No entanto, isso sempre tem custos. É uma pressão que vai aumentando e acaba por ter que “sair” por algum lado. E este sair sempre afeta o corpo físico (e não apenas as sensações e emoções). Pode começar com coisas leves e que a pessoa nem percebe que são provocadas pela ansiedade, como alguns dos exemplos que dei acima. Com o passar do tempo, normalmente vai evoluindo para doenças psicossomáticas mais sérias ou “crónicas”.

 

Casos clínicos

A ansiedade também tem um grande impacto em situações clínicas. Ela agrava doenças existentes e dificulta a sua cura. Em situações graves como cancro, por exemplo, a capacidade de gerir as emoções e os bioquímicos vai fazer toda a diferença não só na forma como a pessoa consegue lidar com esse período da sua vida, mas também na probabilidade de cura.

Em doenças consideradas crónicas, a ansiedade vai reduzir imenso a qualidade de vida dessas pessoas, por exemplo agravando a percepção de dor física.

Picos de ansiedade podem exacerbar ou desencadear outros problemas mentais mais graves, como despersonalização e mesmo eventos que podem ser considerados como “surtos psicóticos”.

Ela agrava a tendência para fazer “filmes na mente” e aumenta muito o risco em pessoas com pensamentos ou tendências suicidas.

 

Que áreas da tua vida é que ela afeta?

Sem dúvida, afeta o teu bem-estar, felicidade, qualidade de vida. Afeta a tua gestão de pensamento e de emoções; a gestão das tuas rotinas; a saúde física, as relações interpessoais, a tua performance; reduz a resiliência.

 

O que podes fazer?

A abordagem em counselling, passa por começar a fazer o caminho inverso ao do problema.

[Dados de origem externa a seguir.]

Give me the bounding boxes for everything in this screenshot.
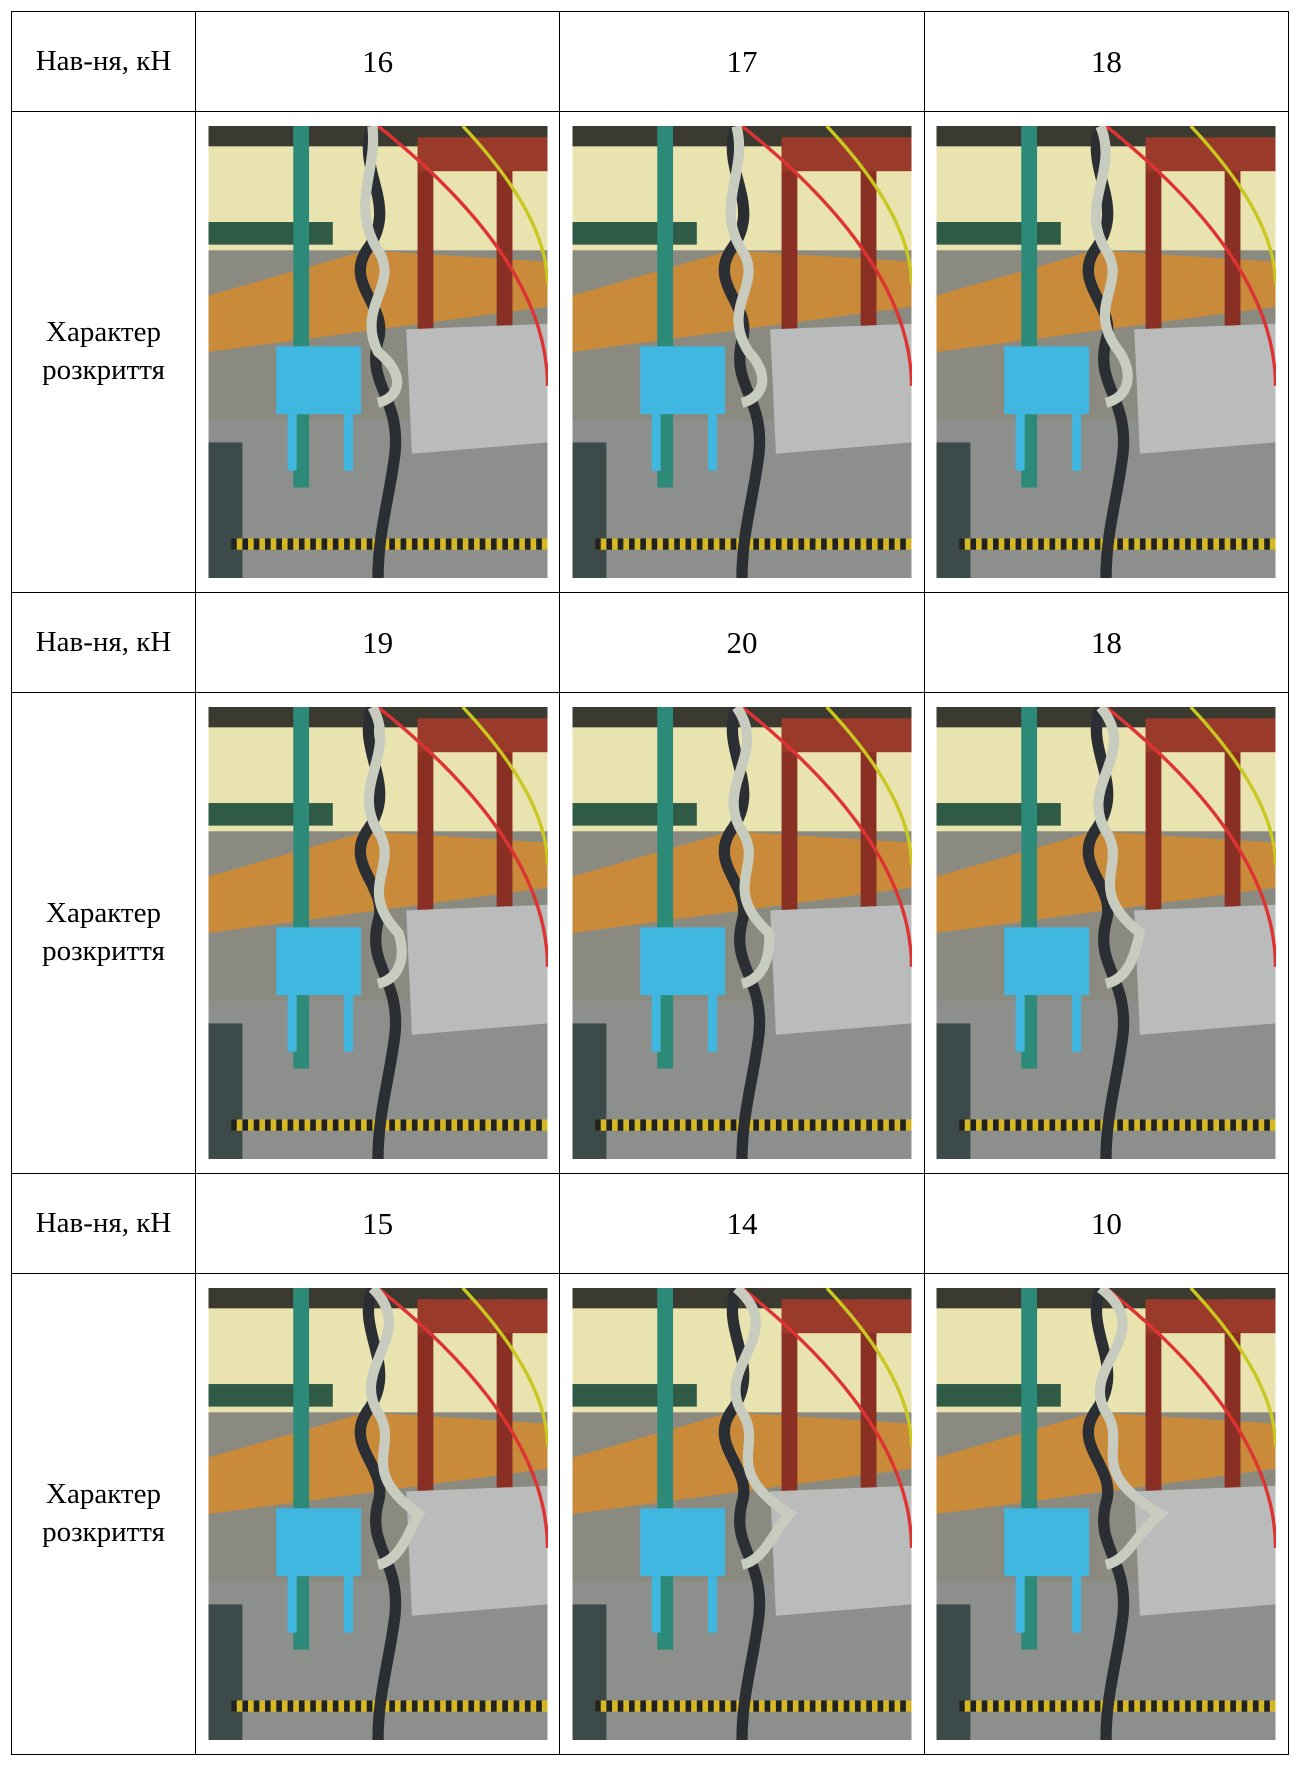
photo bbox=[936, 1288, 1277, 1740]
photo bbox=[572, 1288, 912, 1740]
photo-row: Характер розкриття bbox=[11, 692, 1290, 1174]
load-value: 17 bbox=[559, 11, 925, 112]
photo bbox=[208, 707, 548, 1159]
load-value: 10 bbox=[923, 1173, 1290, 1274]
load-row: Нав-ня, кН 15 14 10 bbox=[11, 1173, 1290, 1274]
photo bbox=[936, 707, 1277, 1159]
row-label: Характер розкриття bbox=[11, 692, 196, 1174]
row-label: Нав-ня, кН bbox=[11, 1173, 196, 1274]
load-row: Нав-ня, кН 19 20 18 bbox=[11, 592, 1290, 693]
label-text: Характер розкриття bbox=[42, 316, 165, 386]
load-value: 20 bbox=[559, 592, 925, 693]
row-label: Нав-ня, кН bbox=[11, 592, 196, 693]
photo-cell bbox=[559, 692, 925, 1174]
photo-cell bbox=[194, 1273, 561, 1755]
photo-cell bbox=[923, 111, 1290, 593]
photo-cell bbox=[923, 1273, 1290, 1755]
load-value: 18 bbox=[923, 592, 1290, 693]
row-label: Характер розкриття bbox=[11, 1273, 196, 1755]
photo-cell bbox=[559, 1273, 925, 1755]
photo bbox=[936, 126, 1277, 578]
load-row: Нав-ня, кН 16 17 18 bbox=[11, 11, 1290, 112]
label-text: Нав-ня, кН bbox=[35, 1206, 172, 1239]
photo-cell bbox=[923, 692, 1290, 1174]
label-text: Характер розкриття bbox=[42, 897, 165, 967]
load-value: 19 bbox=[194, 592, 561, 693]
label-text: Нав-ня, кН bbox=[35, 44, 172, 77]
photo bbox=[208, 126, 548, 578]
photo-cell bbox=[194, 111, 561, 593]
photo-row: Характер розкриття bbox=[11, 111, 1290, 593]
photo-row: Характер розкриття bbox=[11, 1273, 1290, 1755]
load-value: 14 bbox=[559, 1173, 925, 1274]
load-value: 15 bbox=[194, 1173, 561, 1274]
load-value: 16 bbox=[194, 11, 561, 112]
label-text: Характер розкриття bbox=[42, 1478, 165, 1548]
results-table: Нав-ня, кН 16 17 18 Характер розкриття Нав-ня… bbox=[11, 11, 1290, 1755]
photo bbox=[208, 1288, 548, 1740]
photo bbox=[572, 126, 912, 578]
photo-cell bbox=[559, 111, 925, 593]
photo-cell bbox=[194, 692, 561, 1174]
label-text: Нав-ня, кН bbox=[35, 625, 172, 658]
row-label: Характер розкриття bbox=[11, 111, 196, 593]
load-value: 18 bbox=[923, 11, 1290, 112]
photo bbox=[572, 707, 912, 1159]
row-label: Нав-ня, кН bbox=[11, 11, 196, 112]
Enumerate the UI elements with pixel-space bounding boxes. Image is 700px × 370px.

Desenvolvendo ferramentas e estratégias práticas, vamos criando bem-estar nas várias áreas que estão a ser afetadas, vamos ganhando terreno à ansiedade.

Na nossa abordagem, o cliente tem um papel fundamental, dia a dia aplicando as nossas ferramentas de bem-estar e auto-gestão como um novo estilo de vida, desenvolvendo a sua autonomia e tornando-se capaz de gerir a sua ansiedade sempre que necessário.

Nos próximos artigos vou falar mais acerca de como isso se processa.